My reading habits border on addictive – absent a book, newspaper or magazine, I’ve been known to read junk mail, the sale ads from the Sunday newspaper inserts and even cereal boxes. There are worse addictions, but to someone like me, dangling a deeply discounted subscription to a venerable magazine that produces weekly literature is like offering a first hit for free. You know I’m going to like it and come back for more.
It all began with Highlights. I went from Hidden Pictures and Goofus and Gallant to thumbing my father’s Reader’s Digest and TV Guide. I come from a household of subscribers; we had a glass-topped coffee table with a lower shelf that groaned under the weight of so many glossies (that coffee table met an unusual end involving an unauthorized house party and a hatchet. I’ll have to tell you that story sometime.) We also had People and Life, solidifying my grasp of pop culture in the former, and of Americana storytelling in the latter.
My mother subscribed to Discover, “The Magazine of Science, Technology and the Future.” I pored over every issue, and it probably led to my interest in Isaac Asimov’s Science Fiction, a monthly mag of sci-fi short stories.
I even read my father’s Sports Illustrated. That means I am awfully good at the Sports & Leisure category in the 1980’s Trivial Pursuit, and yet I couldn’t have been less interested in professional sports.
In a nod to more mainstream teenage reading, I subscribed to the too-short-lived Sassy. It was the “alternative” girls’ teen magazine for those of ironic snark and flannel.
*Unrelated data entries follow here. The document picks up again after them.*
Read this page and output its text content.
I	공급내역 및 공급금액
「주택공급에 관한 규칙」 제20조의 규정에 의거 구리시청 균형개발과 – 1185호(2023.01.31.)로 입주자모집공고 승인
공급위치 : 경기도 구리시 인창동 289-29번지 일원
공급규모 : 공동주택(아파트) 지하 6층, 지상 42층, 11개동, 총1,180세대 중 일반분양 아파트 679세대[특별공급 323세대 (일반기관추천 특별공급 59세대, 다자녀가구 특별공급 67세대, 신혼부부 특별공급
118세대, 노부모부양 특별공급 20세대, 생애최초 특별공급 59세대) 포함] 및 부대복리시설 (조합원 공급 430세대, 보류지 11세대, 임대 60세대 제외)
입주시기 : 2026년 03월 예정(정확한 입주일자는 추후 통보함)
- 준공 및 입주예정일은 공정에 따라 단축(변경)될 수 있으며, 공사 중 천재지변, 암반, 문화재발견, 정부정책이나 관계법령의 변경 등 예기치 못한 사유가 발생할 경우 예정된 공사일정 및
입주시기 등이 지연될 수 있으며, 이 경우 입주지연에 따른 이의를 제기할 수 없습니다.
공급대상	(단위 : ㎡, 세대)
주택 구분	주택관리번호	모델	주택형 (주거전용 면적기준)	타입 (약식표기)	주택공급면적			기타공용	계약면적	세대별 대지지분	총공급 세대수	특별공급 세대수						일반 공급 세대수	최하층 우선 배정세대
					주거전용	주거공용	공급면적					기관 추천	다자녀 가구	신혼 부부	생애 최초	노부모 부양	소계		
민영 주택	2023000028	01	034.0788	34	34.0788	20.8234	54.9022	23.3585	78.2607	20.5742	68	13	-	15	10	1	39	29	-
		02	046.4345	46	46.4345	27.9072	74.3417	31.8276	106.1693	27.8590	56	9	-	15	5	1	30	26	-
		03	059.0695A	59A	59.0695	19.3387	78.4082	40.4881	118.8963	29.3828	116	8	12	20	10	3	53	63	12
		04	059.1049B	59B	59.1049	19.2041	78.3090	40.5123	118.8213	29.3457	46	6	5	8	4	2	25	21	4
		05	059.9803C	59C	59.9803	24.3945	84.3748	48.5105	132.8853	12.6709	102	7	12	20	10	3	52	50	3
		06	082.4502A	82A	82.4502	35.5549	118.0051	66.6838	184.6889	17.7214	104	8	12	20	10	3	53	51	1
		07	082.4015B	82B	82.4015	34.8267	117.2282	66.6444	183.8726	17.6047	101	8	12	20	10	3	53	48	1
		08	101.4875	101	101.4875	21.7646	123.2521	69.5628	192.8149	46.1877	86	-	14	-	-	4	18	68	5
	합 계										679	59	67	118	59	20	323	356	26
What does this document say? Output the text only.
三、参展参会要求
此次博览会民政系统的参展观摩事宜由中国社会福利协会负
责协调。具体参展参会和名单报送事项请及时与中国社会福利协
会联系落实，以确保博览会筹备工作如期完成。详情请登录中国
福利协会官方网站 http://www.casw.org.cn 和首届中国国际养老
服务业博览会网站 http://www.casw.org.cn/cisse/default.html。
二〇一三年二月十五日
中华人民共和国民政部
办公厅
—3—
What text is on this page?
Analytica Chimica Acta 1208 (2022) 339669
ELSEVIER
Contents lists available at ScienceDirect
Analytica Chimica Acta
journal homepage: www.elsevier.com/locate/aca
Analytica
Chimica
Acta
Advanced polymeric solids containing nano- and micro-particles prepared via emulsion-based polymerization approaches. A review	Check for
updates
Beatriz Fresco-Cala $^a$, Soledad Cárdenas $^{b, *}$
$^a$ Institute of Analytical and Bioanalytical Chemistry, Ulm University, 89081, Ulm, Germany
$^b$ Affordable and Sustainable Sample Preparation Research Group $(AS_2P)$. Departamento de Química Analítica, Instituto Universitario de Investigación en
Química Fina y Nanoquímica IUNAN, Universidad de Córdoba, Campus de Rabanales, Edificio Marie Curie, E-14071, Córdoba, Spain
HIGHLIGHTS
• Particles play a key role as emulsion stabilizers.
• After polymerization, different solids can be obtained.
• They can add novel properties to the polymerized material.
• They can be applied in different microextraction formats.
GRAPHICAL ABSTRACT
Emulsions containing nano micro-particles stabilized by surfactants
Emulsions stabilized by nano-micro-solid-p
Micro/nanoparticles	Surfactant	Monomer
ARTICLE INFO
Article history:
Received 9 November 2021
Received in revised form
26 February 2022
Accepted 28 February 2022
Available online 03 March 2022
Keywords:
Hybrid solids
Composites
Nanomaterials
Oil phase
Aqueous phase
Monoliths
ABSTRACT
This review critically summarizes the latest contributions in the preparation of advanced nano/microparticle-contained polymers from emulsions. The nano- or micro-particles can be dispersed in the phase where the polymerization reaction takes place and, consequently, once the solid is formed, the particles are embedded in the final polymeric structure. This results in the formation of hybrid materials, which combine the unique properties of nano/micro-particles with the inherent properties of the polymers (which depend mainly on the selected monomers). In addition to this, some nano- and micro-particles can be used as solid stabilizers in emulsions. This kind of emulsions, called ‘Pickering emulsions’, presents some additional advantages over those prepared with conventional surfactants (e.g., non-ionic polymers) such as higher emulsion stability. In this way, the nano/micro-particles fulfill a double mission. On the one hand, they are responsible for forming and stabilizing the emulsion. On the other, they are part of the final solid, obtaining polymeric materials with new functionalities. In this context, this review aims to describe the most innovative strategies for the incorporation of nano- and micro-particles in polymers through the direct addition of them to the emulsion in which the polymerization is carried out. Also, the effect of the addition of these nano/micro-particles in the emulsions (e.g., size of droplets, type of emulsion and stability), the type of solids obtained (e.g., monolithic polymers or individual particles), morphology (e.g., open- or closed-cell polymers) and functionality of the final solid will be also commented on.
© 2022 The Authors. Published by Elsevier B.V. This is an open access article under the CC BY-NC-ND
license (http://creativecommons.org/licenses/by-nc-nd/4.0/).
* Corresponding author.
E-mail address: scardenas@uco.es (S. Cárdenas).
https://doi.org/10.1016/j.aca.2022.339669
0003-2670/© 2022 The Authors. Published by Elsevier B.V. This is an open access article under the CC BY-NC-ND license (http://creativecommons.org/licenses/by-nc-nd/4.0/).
It began to fade about the time when the dismissed grunge/slacker was labeled, and when Kurt Cobain flamed out.
I’ve subscribed to nearly two dozen periodicals in my life — always the local newspapers, and one semester of the New York Times as required reading for a college class.
In the early 1990s before the iconic white Bronco chase, twenty-four hour channels and the internet hadn’t yet groomed us to gulp news down so greedily: One good friend would dutifully pick up her Times at the bookstore, take it back to the dorm and deposit it under her bed, unread. It was a dusty graveyard of headlines about no-fly zones, the NATO bombing of Kosovo, and massacres synonymous with Bosnian, Chechnyan and Serbian locales.
I have five years’ worth of National Geographic in my attic, from before you could get it on the newsstands (for society explorers only!) The weekly pressure of Newsweek and Time was too much, or so I thought, until I discovered the Christian Science Monitor shortly after 9/11 and saw what non-sensationalized news reporting could be like — “To injure no man, but to bless all mankind.”
The Atlantic Monthly, American Heritage, Cooking Light, The Sun, Cook’s Illustrated, Adirondack Life, Harper’s Magazine, Rochester Business Journal, plus time for classic literature and best sellers…I read a lot.
I’ve subscribed to Writer’s Digest for a few years, but it left me feeling vaguely inadequate, so I am letting it go to try out Poets and Writers. Harper’s makes me think about timely hard stuff even if I am always a month behind, and The Sun, full of sad yearning, I once tried to quit.
I like the magazine medium – to keep selling, it has to be consistently good storytelling to inform, entertain and enlighten. I suppose I like it because I aspire to seeing my byline there, someday.
Oh, New Yorker. I guess I do want-in on your clever dog and cat cartoons.